Its slogan might have been “Yes, this is your grandfather’s space station!” because the film’s a send-up of 1970s sf. That could be a funny premise for original humor. However, you can see from the trailer that Space Station 76 covers much the same ground as Quark, an sf parody acually made in the 1970s. Quark bombed and went off the air two months after it premiered, something the producers of Space Station 76 ought to have taken as a warning.
Someone who worked on the new movie accidentally revealed the bottom line to the Los Angeles Times:
“It’s like ‘Peyton Place’ in outer space,” offers production designer Seth Reed, who only had four weeks to prep the low-budget film and found inspiration in everything from midcentury architects like Pierre Koenig to the 1971 “The Practical Encyclopedia of Good Decorating and Home Improvement” (a few sets are still available on Amazon).
Well, that would explain a great deal of what you see in the trailer.
It doesn’t remind me of Quark at all: Quark was made with actual affection for the source material by people who genuinely liked Star Trek. This trailer makes this film looks like they just wanted to do a lame rehash of Anchorman but neglected to write any funny parts, and figured setting it someplace different was enough.
Who are those actors? About all I can say with any certainty is that the casting call wasn’t held in Calcutta, about the only cheaper source of unknown actors I can imagine.
Mike: It COULD be worse. It could be…SPACE STATION 666! Martin
Not all of the actors are unknown. Jerry O’Connell has been in some real movies, (Stand by Me, Jerry Maguire, et al.) and was a star of the sf tv series Sliders for a few seasons.

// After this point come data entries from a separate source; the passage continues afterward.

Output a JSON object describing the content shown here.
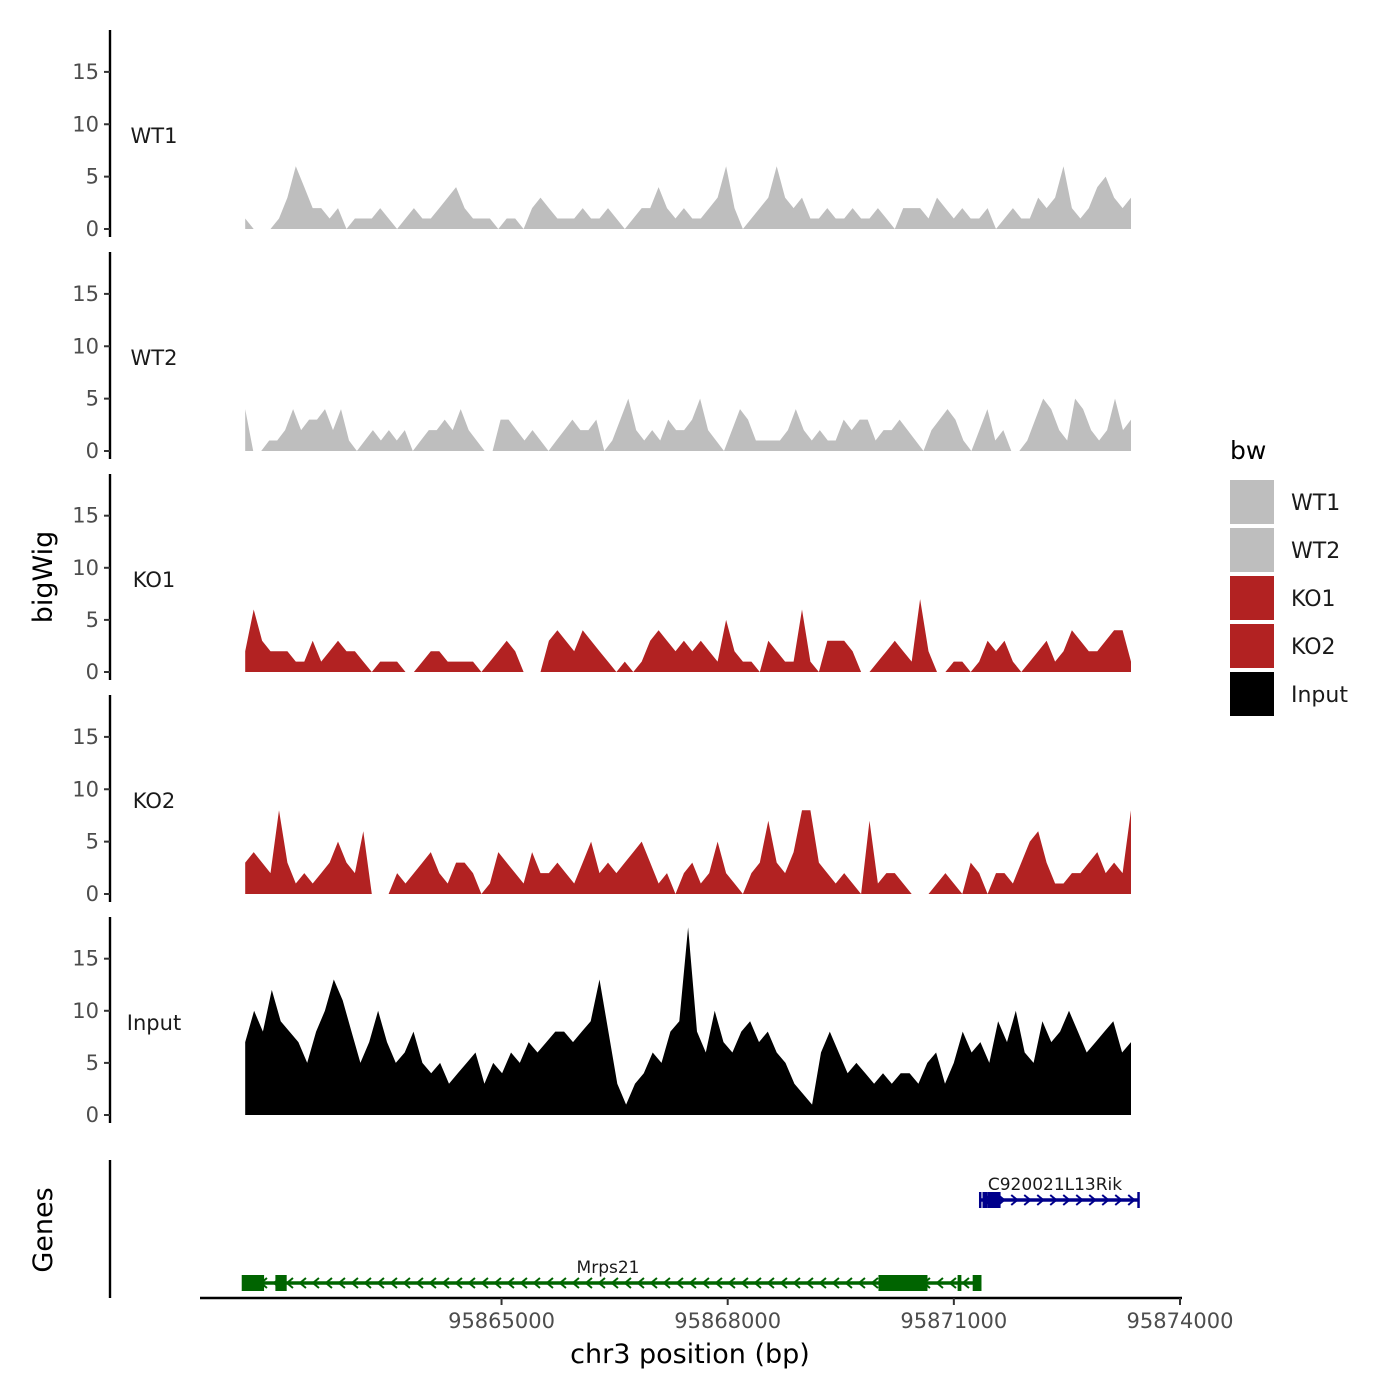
{
  "chart_data": {
    "type": "area",
    "title": "",
    "ylabel": "bigWig",
    "genes_label": "Genes",
    "xlabel": "chr3 position (bp)",
    "xlim": [
      95861000,
      95874000
    ],
    "ylim": [
      0,
      19
    ],
    "data_xrange": [
      95861600,
      95873350
    ],
    "x_ticks": [
      95865000,
      95868000,
      95871000,
      95874000
    ],
    "x_tick_labels": [
      "95865000",
      "95868000",
      "95871000",
      "95874000"
    ],
    "y_ticks": [
      0,
      5,
      10,
      15
    ],
    "y_tick_labels": [
      "0",
      "5",
      "10",
      "15"
    ],
    "legend": {
      "title": "bw",
      "position": "right",
      "entries": [
        {
          "label": "WT1",
          "color": "#bebebe"
        },
        {
          "label": "WT2",
          "color": "#bebebe"
        },
        {
          "label": "KO1",
          "color": "#b22222"
        },
        {
          "label": "KO2",
          "color": "#b22222"
        },
        {
          "label": "Input",
          "color": "#000000"
        }
      ]
    },
    "tracks": [
      {
        "name": "WT1",
        "label": "WT1",
        "color": "#bebebe",
        "values": [
          1,
          0,
          0,
          0,
          1,
          3,
          6,
          4,
          2,
          2,
          1,
          2,
          0,
          1,
          1,
          1,
          2,
          1,
          0,
          1,
          2,
          1,
          1,
          2,
          3,
          4,
          2,
          1,
          1,
          1,
          0,
          1,
          1,
          0,
          2,
          3,
          2,
          1,
          1,
          1,
          2,
          1,
          1,
          2,
          1,
          0,
          1,
          2,
          2,
          4,
          2,
          1,
          2,
          1,
          1,
          2,
          3,
          6,
          2,
          0,
          1,
          2,
          3,
          6,
          3,
          2,
          3,
          1,
          1,
          2,
          1,
          1,
          2,
          1,
          1,
          2,
          1,
          0,
          2,
          2,
          2,
          1,
          3,
          2,
          1,
          2,
          1,
          1,
          2,
          0,
          1,
          2,
          1,
          1,
          3,
          2,
          3,
          6,
          2,
          1,
          2,
          4,
          5,
          3,
          2,
          3
        ]
      },
      {
        "name": "WT2",
        "label": "WT2",
        "color": "#bebebe",
        "values": [
          4,
          0,
          0,
          1,
          1,
          2,
          4,
          2,
          3,
          3,
          4,
          2,
          4,
          1,
          0,
          1,
          2,
          1,
          2,
          1,
          2,
          0,
          1,
          2,
          2,
          3,
          2,
          4,
          2,
          1,
          0,
          0,
          3,
          3,
          2,
          1,
          2,
          1,
          0,
          1,
          2,
          3,
          2,
          2,
          3,
          0,
          1,
          3,
          5,
          2,
          1,
          2,
          1,
          3,
          2,
          2,
          3,
          5,
          2,
          1,
          0,
          2,
          4,
          3,
          1,
          1,
          1,
          1,
          2,
          4,
          2,
          1,
          2,
          1,
          1,
          3,
          2,
          3,
          3,
          1,
          2,
          2,
          3,
          2,
          1,
          0,
          2,
          3,
          4,
          3,
          1,
          0,
          2,
          4,
          1,
          2,
          0,
          0,
          1,
          3,
          5,
          4,
          2,
          1,
          5,
          4,
          2,
          1,
          2,
          5,
          2,
          3
        ]
      },
      {
        "name": "KO1",
        "label": "KO1",
        "color": "#b22222",
        "values": [
          2,
          6,
          3,
          2,
          2,
          2,
          1,
          1,
          3,
          1,
          2,
          3,
          2,
          2,
          1,
          0,
          1,
          1,
          1,
          0,
          0,
          1,
          2,
          2,
          1,
          1,
          1,
          1,
          0,
          1,
          2,
          3,
          2,
          0,
          0,
          0,
          3,
          4,
          3,
          2,
          4,
          3,
          2,
          1,
          0,
          1,
          0,
          1,
          3,
          4,
          3,
          2,
          3,
          2,
          3,
          2,
          1,
          5,
          2,
          1,
          1,
          0,
          3,
          2,
          1,
          1,
          6,
          1,
          0,
          3,
          3,
          3,
          2,
          0,
          0,
          1,
          2,
          3,
          2,
          1,
          7,
          2,
          0,
          0,
          1,
          1,
          0,
          1,
          3,
          2,
          3,
          1,
          0,
          1,
          2,
          3,
          1,
          2,
          4,
          3,
          2,
          2,
          3,
          4,
          4,
          1
        ]
      },
      {
        "name": "KO2",
        "label": "KO2",
        "color": "#b22222",
        "values": [
          3,
          4,
          3,
          2,
          8,
          3,
          1,
          2,
          1,
          2,
          3,
          5,
          3,
          2,
          6,
          0,
          0,
          0,
          2,
          1,
          2,
          3,
          4,
          2,
          1,
          3,
          3,
          2,
          0,
          1,
          4,
          3,
          2,
          1,
          4,
          2,
          2,
          3,
          2,
          1,
          3,
          5,
          2,
          3,
          2,
          3,
          4,
          5,
          3,
          1,
          2,
          0,
          2,
          3,
          1,
          2,
          5,
          2,
          1,
          0,
          2,
          3,
          7,
          3,
          2,
          4,
          8,
          8,
          3,
          2,
          1,
          2,
          1,
          0,
          7,
          1,
          2,
          2,
          1,
          0,
          0,
          0,
          1,
          2,
          1,
          0,
          3,
          2,
          0,
          2,
          2,
          1,
          3,
          5,
          6,
          3,
          1,
          1,
          2,
          2,
          3,
          4,
          2,
          3,
          2,
          8
        ]
      },
      {
        "name": "Input",
        "label": "Input",
        "color": "#000000",
        "values": [
          7,
          10,
          8,
          12,
          9,
          8,
          7,
          5,
          8,
          10,
          13,
          11,
          8,
          5,
          7,
          10,
          7,
          5,
          6,
          8,
          5,
          4,
          5,
          3,
          4,
          5,
          6,
          3,
          5,
          4,
          6,
          5,
          7,
          6,
          7,
          8,
          8,
          7,
          8,
          9,
          13,
          8,
          3,
          1,
          3,
          4,
          6,
          5,
          8,
          9,
          18,
          8,
          6,
          10,
          7,
          6,
          8,
          9,
          7,
          8,
          6,
          5,
          3,
          2,
          1,
          6,
          8,
          6,
          4,
          5,
          4,
          3,
          4,
          3,
          4,
          4,
          3,
          5,
          6,
          3,
          5,
          8,
          6,
          7,
          5,
          9,
          7,
          10,
          6,
          5,
          9,
          7,
          8,
          10,
          8,
          6,
          7,
          8,
          9,
          6,
          7
        ]
      }
    ],
    "genes": [
      {
        "name": "Mrps21",
        "strand": "-",
        "color": "#006400",
        "start": 95861570,
        "end": 95871350,
        "exons": [
          [
            95861570,
            95861850
          ],
          [
            95862000,
            95862150
          ],
          [
            95870000,
            95870650
          ],
          [
            95871050,
            95871100
          ],
          [
            95871250,
            95871350
          ]
        ]
      },
      {
        "name": "C920021L13Rik",
        "strand": "+",
        "color": "#00008b",
        "start": 95871350,
        "end": 95873450,
        "exons": [
          [
            95871380,
            95871450
          ],
          [
            95871450,
            95871620
          ]
        ]
      }
    ]
  }
}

A minuscule budget, or a compressed schedule, does not necessarily doom a film, if the production designer is plucky and pure of heart. My favorite example, with bargain-basement sets and props that look pretty good to my eye, is 1974’s Dark Star.
Many another 1970s movie costing far, far more than sixty thousand dollars failed to be a better SF film than Dark Star. (Your taste may vary.)
So, Taral, just curious, how many films have you cast? And where?
This trailer might get the bad taste out of the mouth, both depressing and uplifting at the same time:
Nice to see “Quark” get a mention. It’s possibly my favorite sf tv show (I don’t have a high opinion of sf tv shows) yet I’ve never encountered anyone else who has ever heard of it, let alone seen it. That Buck Henry!
As a huge 70s anything fan (I’m at that nostalgic age, alas), I am looking forward to this dreckfest. The art direction seems a little “Solaris” meets “2001” with a dash of “Buck Rogers” for mouth feel.
“Dark Star” is my favorite sf movie. If only all sf movies were half as good as it is… I agree that “Dark Star” also demonstrates that good sf not only doesn’t need sacks of money, it shouldn’t get sacks of money. The money encourages the wrong parts. Where do sacks of money lead? Guardians of the Galaxy, that’s where.